SYNERGY Sequencer reviews

Showing all collaborators reviews and last reviews preview | Show all reviews/ratings

Collaborators/Experts Reviews

Review by greenback
SPECIAL COLLABORATOR Honorary Collaborator
3 stars This electronic keyboards music album is quite artificial although it clearly has tender & charming elements. The miscellaneous sequencers are still quite melodic, but the airs are definitely less catchy than on the previous album; actually, the previous record "Electronic realizations..." is more symphonic, more sophisticated, more catchy and more accessible. The only song that sounds a bit alike is "Chateaux". There are tons of futuristic keyboards that sometimes sound a bit experimental. The sound is good, the keyboards are dynamic and restless, but the compositions do not have enough subtlety. If you find this record not melodic and catchy enough, then I do not recommend you the next records from Synergy, since they are even more experimental and cold.

Rating: 3.5 stars

Review by Evolver
SPECIAL COLLABORATOR Crossover & JR/F/Canterbury Teams
4 stars In some ways, Larry Fast's followup to the first Synergy album was an improvement. His own compositions are better here than on that first album. The liveliness of his songs, and the freshness (for 1976) of his synth sounds made this a favorite of mine back when it was released.
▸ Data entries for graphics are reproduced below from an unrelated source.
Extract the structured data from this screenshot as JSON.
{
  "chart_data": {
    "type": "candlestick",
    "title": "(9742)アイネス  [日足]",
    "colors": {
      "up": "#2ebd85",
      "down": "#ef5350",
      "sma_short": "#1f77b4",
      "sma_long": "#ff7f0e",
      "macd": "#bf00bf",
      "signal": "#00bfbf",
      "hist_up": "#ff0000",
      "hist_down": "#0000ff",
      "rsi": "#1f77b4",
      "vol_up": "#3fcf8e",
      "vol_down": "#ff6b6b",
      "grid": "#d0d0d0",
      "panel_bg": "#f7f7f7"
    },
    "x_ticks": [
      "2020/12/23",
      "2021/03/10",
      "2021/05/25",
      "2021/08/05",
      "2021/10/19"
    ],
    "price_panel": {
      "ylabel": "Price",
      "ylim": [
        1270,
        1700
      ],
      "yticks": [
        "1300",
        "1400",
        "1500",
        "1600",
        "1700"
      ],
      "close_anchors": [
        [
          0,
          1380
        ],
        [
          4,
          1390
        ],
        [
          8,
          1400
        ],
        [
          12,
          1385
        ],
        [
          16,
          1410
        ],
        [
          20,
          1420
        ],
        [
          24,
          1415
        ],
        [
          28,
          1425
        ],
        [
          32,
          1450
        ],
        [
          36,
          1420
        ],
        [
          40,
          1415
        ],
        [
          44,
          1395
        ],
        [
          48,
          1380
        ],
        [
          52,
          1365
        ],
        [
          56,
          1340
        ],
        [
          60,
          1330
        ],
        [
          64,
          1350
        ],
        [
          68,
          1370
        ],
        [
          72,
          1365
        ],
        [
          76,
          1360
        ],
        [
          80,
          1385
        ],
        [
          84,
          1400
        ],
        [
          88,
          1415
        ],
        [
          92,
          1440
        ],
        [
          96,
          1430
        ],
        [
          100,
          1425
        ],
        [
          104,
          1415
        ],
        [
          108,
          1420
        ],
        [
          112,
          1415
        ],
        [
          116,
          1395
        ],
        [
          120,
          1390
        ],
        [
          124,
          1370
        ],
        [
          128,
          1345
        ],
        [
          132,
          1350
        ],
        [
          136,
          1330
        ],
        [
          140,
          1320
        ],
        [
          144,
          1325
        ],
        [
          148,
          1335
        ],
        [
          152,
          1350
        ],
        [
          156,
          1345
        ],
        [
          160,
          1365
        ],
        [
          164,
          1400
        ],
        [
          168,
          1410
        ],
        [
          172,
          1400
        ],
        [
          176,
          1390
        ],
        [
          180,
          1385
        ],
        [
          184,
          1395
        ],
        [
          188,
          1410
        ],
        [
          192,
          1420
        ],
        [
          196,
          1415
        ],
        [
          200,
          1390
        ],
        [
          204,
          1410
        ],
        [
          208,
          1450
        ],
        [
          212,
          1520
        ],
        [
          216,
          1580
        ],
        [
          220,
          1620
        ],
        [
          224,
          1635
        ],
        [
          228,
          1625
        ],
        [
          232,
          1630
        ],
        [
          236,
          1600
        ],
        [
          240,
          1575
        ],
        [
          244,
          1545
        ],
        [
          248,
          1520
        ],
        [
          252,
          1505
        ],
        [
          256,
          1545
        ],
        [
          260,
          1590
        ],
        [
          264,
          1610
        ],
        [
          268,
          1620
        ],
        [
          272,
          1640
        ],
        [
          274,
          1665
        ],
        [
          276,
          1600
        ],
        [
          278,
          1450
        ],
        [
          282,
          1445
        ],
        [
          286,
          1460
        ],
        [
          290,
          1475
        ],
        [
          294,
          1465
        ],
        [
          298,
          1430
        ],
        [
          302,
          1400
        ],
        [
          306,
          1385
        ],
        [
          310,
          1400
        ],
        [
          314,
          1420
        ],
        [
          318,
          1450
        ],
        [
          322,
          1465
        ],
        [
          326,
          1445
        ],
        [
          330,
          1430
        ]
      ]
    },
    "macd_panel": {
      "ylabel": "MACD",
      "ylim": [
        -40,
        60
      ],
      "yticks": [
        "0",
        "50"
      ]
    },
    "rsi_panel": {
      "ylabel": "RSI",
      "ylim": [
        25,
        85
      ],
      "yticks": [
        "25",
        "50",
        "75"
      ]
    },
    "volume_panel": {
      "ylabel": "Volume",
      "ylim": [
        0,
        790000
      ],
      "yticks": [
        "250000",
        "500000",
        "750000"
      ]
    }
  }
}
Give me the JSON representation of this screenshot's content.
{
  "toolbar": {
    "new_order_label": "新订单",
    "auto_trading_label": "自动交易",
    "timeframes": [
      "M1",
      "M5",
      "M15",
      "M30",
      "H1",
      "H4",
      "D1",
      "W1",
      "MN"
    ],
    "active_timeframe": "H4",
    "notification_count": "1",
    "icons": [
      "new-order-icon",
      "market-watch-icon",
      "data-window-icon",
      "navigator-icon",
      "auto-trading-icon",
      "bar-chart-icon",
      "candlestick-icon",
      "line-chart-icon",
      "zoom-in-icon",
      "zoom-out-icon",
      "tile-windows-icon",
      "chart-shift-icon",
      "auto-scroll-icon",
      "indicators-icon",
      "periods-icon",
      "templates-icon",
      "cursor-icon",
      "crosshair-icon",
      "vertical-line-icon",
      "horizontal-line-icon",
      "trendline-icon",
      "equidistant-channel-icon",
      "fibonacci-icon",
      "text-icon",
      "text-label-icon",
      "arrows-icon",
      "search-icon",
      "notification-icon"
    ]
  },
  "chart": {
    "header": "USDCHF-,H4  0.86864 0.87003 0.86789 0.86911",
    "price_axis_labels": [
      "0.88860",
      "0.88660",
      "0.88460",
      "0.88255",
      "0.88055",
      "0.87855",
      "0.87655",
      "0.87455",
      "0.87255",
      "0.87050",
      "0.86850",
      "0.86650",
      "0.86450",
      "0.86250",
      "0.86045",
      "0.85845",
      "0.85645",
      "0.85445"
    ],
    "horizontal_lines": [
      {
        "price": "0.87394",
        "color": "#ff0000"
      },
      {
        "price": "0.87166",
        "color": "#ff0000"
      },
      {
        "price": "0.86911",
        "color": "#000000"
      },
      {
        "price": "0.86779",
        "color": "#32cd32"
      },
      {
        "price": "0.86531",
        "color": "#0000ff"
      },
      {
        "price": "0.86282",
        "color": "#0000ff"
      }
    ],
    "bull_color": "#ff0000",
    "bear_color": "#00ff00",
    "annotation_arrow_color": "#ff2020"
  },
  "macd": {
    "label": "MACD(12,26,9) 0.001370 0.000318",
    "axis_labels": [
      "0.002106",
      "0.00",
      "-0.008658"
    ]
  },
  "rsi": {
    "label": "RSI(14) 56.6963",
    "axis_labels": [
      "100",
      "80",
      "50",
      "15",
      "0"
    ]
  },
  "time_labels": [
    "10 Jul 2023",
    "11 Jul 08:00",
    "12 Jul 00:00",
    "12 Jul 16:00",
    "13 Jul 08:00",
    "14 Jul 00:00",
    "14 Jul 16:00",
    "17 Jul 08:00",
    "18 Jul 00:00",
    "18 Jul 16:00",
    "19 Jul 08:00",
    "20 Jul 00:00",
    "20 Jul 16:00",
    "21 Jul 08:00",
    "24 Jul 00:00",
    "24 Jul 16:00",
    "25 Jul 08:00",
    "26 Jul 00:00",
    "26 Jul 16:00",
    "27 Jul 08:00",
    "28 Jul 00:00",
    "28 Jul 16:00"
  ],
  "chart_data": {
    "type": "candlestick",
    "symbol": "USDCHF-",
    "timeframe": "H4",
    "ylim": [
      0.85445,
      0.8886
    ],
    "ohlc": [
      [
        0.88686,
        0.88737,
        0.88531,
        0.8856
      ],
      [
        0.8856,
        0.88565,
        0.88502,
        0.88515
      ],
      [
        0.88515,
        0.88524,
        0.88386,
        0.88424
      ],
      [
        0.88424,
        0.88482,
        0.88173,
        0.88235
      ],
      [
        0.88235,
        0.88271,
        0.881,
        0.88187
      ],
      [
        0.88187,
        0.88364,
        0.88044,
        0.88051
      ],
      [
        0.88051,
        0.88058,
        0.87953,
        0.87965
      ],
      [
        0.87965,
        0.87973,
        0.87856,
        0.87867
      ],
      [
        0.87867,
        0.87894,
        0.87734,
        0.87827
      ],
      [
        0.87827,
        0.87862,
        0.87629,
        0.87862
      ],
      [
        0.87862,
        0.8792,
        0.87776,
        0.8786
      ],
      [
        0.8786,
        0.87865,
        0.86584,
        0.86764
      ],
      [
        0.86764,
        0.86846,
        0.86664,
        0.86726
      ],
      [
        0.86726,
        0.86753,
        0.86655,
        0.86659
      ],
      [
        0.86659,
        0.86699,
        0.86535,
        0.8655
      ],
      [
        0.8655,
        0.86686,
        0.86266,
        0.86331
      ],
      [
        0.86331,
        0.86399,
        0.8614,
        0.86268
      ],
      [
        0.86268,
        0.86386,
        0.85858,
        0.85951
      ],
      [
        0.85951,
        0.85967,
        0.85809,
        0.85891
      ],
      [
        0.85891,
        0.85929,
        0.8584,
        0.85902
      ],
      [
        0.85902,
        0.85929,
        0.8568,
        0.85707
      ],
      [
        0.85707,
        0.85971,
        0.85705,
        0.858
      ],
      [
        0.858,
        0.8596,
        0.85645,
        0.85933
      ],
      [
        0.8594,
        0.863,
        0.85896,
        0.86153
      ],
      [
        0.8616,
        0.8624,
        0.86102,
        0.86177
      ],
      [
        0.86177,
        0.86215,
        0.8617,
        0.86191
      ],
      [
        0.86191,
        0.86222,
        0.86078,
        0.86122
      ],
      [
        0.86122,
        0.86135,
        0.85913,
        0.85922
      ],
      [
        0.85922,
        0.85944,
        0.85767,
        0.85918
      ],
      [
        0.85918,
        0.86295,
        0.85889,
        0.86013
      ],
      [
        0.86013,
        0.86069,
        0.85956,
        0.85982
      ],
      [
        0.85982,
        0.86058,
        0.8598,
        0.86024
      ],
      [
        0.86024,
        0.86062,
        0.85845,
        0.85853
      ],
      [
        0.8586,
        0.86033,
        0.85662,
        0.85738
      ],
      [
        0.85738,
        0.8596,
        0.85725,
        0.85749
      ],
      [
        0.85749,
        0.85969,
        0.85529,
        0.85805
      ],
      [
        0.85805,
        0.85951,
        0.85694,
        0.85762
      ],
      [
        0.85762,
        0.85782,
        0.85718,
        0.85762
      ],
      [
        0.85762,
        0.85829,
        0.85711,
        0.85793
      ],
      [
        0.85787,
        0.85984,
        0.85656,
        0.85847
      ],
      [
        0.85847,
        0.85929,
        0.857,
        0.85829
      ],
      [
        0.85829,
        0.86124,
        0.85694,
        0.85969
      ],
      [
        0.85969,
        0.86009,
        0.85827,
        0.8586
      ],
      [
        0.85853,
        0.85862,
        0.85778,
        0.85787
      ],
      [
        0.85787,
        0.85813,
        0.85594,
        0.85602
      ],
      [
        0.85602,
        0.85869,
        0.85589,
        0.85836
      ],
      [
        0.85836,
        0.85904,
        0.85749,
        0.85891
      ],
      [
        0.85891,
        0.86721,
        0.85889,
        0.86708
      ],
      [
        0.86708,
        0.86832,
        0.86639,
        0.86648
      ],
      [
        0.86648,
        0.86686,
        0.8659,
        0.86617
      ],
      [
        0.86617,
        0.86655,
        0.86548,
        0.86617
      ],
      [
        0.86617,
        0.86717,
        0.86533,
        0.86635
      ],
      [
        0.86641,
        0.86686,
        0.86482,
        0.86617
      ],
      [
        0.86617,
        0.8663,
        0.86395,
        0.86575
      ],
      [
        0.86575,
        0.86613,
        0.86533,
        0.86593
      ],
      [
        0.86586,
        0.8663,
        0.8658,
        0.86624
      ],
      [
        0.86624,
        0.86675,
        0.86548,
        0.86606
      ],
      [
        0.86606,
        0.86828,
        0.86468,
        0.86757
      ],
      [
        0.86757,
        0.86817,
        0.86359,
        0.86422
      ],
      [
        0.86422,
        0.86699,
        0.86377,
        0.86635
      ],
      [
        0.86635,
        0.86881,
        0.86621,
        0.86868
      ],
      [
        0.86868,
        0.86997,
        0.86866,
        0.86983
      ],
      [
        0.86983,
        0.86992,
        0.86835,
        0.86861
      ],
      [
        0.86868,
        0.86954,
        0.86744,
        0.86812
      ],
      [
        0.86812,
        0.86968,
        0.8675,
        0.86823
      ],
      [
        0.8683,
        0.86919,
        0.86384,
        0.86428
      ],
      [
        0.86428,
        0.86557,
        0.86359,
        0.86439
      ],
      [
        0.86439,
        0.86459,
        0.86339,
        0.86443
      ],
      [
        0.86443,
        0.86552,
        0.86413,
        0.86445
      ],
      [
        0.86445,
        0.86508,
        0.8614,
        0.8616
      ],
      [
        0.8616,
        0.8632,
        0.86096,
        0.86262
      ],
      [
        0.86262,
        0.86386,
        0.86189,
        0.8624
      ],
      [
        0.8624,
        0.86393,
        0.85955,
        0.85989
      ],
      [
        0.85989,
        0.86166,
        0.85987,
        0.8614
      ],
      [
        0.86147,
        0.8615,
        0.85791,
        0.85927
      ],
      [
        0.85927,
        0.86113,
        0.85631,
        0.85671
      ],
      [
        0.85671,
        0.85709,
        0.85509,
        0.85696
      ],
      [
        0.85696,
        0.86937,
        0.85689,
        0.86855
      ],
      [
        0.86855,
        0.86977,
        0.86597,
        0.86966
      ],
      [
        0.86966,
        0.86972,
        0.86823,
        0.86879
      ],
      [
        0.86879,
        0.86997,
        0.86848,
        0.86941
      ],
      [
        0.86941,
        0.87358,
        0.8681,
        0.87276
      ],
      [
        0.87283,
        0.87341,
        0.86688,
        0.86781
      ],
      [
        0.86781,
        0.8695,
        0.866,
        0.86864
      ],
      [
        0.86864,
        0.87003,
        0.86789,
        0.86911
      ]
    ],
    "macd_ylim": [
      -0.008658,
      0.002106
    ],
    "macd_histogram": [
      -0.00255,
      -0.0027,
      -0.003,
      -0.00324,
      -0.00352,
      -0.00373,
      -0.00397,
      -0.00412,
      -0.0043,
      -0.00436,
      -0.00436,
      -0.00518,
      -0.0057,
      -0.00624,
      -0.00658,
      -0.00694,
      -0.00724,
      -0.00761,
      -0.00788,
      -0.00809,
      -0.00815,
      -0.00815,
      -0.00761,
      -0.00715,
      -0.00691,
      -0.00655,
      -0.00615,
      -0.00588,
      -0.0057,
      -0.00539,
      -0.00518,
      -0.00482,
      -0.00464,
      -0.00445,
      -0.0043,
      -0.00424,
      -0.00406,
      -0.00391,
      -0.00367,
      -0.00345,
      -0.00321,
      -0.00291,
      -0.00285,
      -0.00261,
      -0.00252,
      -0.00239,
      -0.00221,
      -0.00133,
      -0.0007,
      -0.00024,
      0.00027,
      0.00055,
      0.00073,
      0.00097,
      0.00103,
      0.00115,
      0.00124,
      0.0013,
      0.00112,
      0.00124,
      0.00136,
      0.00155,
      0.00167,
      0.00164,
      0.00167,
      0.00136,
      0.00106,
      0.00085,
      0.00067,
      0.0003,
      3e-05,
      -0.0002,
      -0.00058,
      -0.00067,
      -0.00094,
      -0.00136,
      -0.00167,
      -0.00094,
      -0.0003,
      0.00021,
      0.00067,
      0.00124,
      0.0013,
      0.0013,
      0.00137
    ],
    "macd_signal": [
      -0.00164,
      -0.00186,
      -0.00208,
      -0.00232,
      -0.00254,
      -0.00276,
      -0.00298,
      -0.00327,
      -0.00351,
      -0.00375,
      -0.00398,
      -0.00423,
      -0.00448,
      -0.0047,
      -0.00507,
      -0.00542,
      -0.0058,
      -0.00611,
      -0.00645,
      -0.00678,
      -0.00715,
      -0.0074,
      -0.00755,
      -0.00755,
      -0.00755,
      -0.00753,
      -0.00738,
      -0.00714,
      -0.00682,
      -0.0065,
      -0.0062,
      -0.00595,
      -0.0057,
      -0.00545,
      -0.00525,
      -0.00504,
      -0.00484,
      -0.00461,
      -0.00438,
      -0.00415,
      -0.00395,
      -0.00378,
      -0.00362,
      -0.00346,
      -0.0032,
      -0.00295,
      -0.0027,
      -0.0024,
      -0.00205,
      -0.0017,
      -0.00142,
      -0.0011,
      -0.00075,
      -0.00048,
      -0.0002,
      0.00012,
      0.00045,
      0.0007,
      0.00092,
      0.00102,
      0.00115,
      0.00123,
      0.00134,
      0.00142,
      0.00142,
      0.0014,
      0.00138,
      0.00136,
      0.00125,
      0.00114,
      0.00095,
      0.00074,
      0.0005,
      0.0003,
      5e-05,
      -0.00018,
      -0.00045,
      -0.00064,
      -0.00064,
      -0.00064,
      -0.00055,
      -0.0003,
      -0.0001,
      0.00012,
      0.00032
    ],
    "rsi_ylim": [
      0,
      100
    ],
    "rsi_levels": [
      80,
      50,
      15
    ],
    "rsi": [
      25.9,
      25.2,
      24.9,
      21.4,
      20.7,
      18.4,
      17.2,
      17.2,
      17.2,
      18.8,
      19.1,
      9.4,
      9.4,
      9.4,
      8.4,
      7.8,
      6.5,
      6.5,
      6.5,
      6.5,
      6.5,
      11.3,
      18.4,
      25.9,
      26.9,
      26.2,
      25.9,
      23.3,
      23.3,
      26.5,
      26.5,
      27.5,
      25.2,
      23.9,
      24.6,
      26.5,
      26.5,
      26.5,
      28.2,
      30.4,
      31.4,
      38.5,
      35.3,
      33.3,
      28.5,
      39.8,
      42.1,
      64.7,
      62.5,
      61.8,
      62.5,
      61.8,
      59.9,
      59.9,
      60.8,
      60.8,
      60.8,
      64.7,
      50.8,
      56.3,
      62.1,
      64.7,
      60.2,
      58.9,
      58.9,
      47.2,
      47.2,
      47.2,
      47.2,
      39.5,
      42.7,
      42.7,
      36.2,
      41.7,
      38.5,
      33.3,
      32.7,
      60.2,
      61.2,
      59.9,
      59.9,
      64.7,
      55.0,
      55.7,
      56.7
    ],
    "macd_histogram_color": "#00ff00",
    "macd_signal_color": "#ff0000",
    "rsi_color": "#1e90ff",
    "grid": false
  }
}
It's in his choice of cover songs where Fast lapses here. Attempting Slaughter On Tenth Avenue was a bold decision. And one that he pulled off astonishingly well. On this album, he plays Mason Williams' Classical Gas, a pseudo-classical hit single, and the not very daring choice is fairly well done, but the obviousness of the selection diminishes the track. His other cover piece is an excerpt from Dvorak's New World Symphony, a grand classic which is impossible to perform without invoking massive yawns.
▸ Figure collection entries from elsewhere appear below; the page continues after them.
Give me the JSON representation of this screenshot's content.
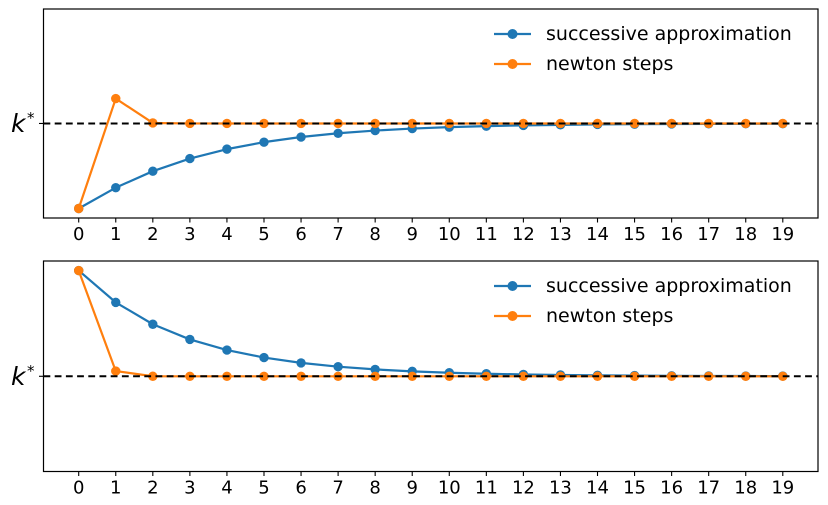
{
  "figure": {
    "background": "#ffffff",
    "text_color": "#000000",
    "axis_color": "#000000"
  },
  "chart_data": [
    {
      "type": "line",
      "subplot": "top",
      "title": "",
      "xlabel": "",
      "ylabel": "",
      "grid": false,
      "x": [
        0,
        1,
        2,
        3,
        4,
        5,
        6,
        7,
        8,
        9,
        10,
        11,
        12,
        13,
        14,
        15,
        16,
        17,
        18,
        19
      ],
      "x_tick_labels": [
        "0",
        "1",
        "2",
        "3",
        "4",
        "5",
        "6",
        "7",
        "8",
        "9",
        "10",
        "11",
        "12",
        "13",
        "14",
        "15",
        "16",
        "17",
        "18",
        "19"
      ],
      "xlim": [
        -0.95,
        19.95
      ],
      "ylim": [
        0.69,
        3.11
      ],
      "k_star": 1.7846,
      "y_tick_label": {
        "base": "k",
        "sup": "*"
      },
      "reference_line": {
        "y": 1.7846,
        "style": "dashed",
        "color": "#000000"
      },
      "series": [
        {
          "name": "successive approximation",
          "color": "#1f77b4",
          "marker": "circle",
          "values": [
            0.8,
            1.0412,
            1.232,
            1.378,
            1.4874,
            1.5683,
            1.6277,
            1.671,
            1.7025,
            1.7253,
            1.7419,
            1.7538,
            1.7624,
            1.7686,
            1.7731,
            1.7763,
            1.7786,
            1.7803,
            1.7815,
            1.7824
          ]
        },
        {
          "name": "newton steps",
          "color": "#ff7f0e",
          "marker": "circle",
          "values": [
            0.8,
            2.0728,
            1.7904,
            1.7847,
            1.7846,
            1.7846,
            1.7846,
            1.7846,
            1.7846,
            1.7846,
            1.7846,
            1.7846,
            1.7846,
            1.7846,
            1.7846,
            1.7846,
            1.7846,
            1.7846,
            1.7846,
            1.7846
          ]
        }
      ],
      "legend": {
        "position": "upper right",
        "frame": false,
        "entries": [
          {
            "label": "successive approximation",
            "color": "#1f77b4"
          },
          {
            "label": "newton steps",
            "color": "#ff7f0e"
          }
        ]
      }
    },
    {
      "type": "line",
      "subplot": "bottom",
      "title": "",
      "xlabel": "",
      "ylabel": "",
      "grid": false,
      "x": [
        0,
        1,
        2,
        3,
        4,
        5,
        6,
        7,
        8,
        9,
        10,
        11,
        12,
        13,
        14,
        15,
        16,
        17,
        18,
        19
      ],
      "x_tick_labels": [
        "0",
        "1",
        "2",
        "3",
        "4",
        "5",
        "6",
        "7",
        "8",
        "9",
        "10",
        "11",
        "12",
        "13",
        "14",
        "15",
        "16",
        "17",
        "18",
        "19"
      ],
      "xlim": [
        -0.95,
        19.95
      ],
      "ylim": [
        0.69,
        3.11
      ],
      "k_star": 1.7846,
      "y_tick_label": {
        "base": "k",
        "sup": "*"
      },
      "reference_line": {
        "y": 1.7846,
        "style": "dashed",
        "color": "#000000"
      },
      "series": [
        {
          "name": "successive approximation",
          "color": "#1f77b4",
          "marker": "circle",
          "values": [
            3.0,
            2.6342,
            2.3828,
            2.2083,
            2.086,
            1.9997,
            1.9385,
            1.8949,
            1.8637,
            1.8414,
            1.8254,
            1.8139,
            1.8056,
            1.7997,
            1.7954,
            1.7924,
            1.7902,
            1.7886,
            1.7875,
            1.7867
          ]
        },
        {
          "name": "newton steps",
          "color": "#ff7f0e",
          "marker": "circle",
          "values": [
            3.0,
            1.8446,
            1.7849,
            1.7846,
            1.7846,
            1.7846,
            1.7846,
            1.7846,
            1.7846,
            1.7846,
            1.7846,
            1.7846,
            1.7846,
            1.7846,
            1.7846,
            1.7846,
            1.7846,
            1.7846,
            1.7846,
            1.7846
          ]
        }
      ],
      "legend": {
        "position": "upper right",
        "frame": false,
        "entries": [
          {
            "label": "successive approximation",
            "color": "#1f77b4"
          },
          {
            "label": "newton steps",
            "color": "#ff7f0e"
          }
        ]
      }
    }
  ]
}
As I mentioned above, Fast's own pieces, which make up the bulk of the album, are good enough to more than make up for the lackluster covers. Cybersports and (Sequence) 14 are the two that consistantly grab my attention.

Another must for synth fanatics.

Review by Conor Fynes
3 stars 'Sequencer' - Synergy (6/10)

Electronic pioneer Larry Fast's second album is a neoclassical exploration that verges on the ambient. Along with others such as Jean-Michel Jarre and Vangelis, Synergy was helping to define the electronic genre, using these new sounds to transport listeners to other worlds and dimensions. 'Sequencer' certainly maintains the astral sense of adventure that largely defined electronica in this period, but all the same, I find the sound a little too thin to provde a truly memorable experience.

As is evident with Fast's use of faux-harpichords and baroque scales, Synergy is very much a project rooted in classical music. Although electronic music is now in the hands of the dance- craving masses, 'Sequencer' reminds me that this once young style of music was under the direction and control of modern classical composers. The electronic palette of sounds does work for the classical compositions that Larry Fast crafts here; although lacking the same dynamic and richness that an orchestra would have, the synths make these old conventions sound new again, a nice fit for the space age. As far as the compositions on 'Sequencer' go, there are some rich ideas here, and moments where all of the synths come together to create something rather majestic. As a rule though, there is that feeling that Synergy needs to diversify itself; using only a few different synth sounds, many of these compositions end up tasting the same. Paired with a somewhat thin recording sound and the odd time where a spacey effect feels wholly out of place (such as a high pitched squeal during the cover of Mason William's acoustic piece 'Classical Gas'), I don't find myself as impressed by the work here as I am by some of the better focused electronic albums of the period.

Synergy can really be lauded for its ability to take the approach of classical music and somewhat gracefully transpose it into the world of electronics. The music is pleasant to listen to, but washes over me rather than capturing and holding my attention. With compositions a little more eventful and dynamic, and a more filling presentation, 'Sequencer' may have been a lot better.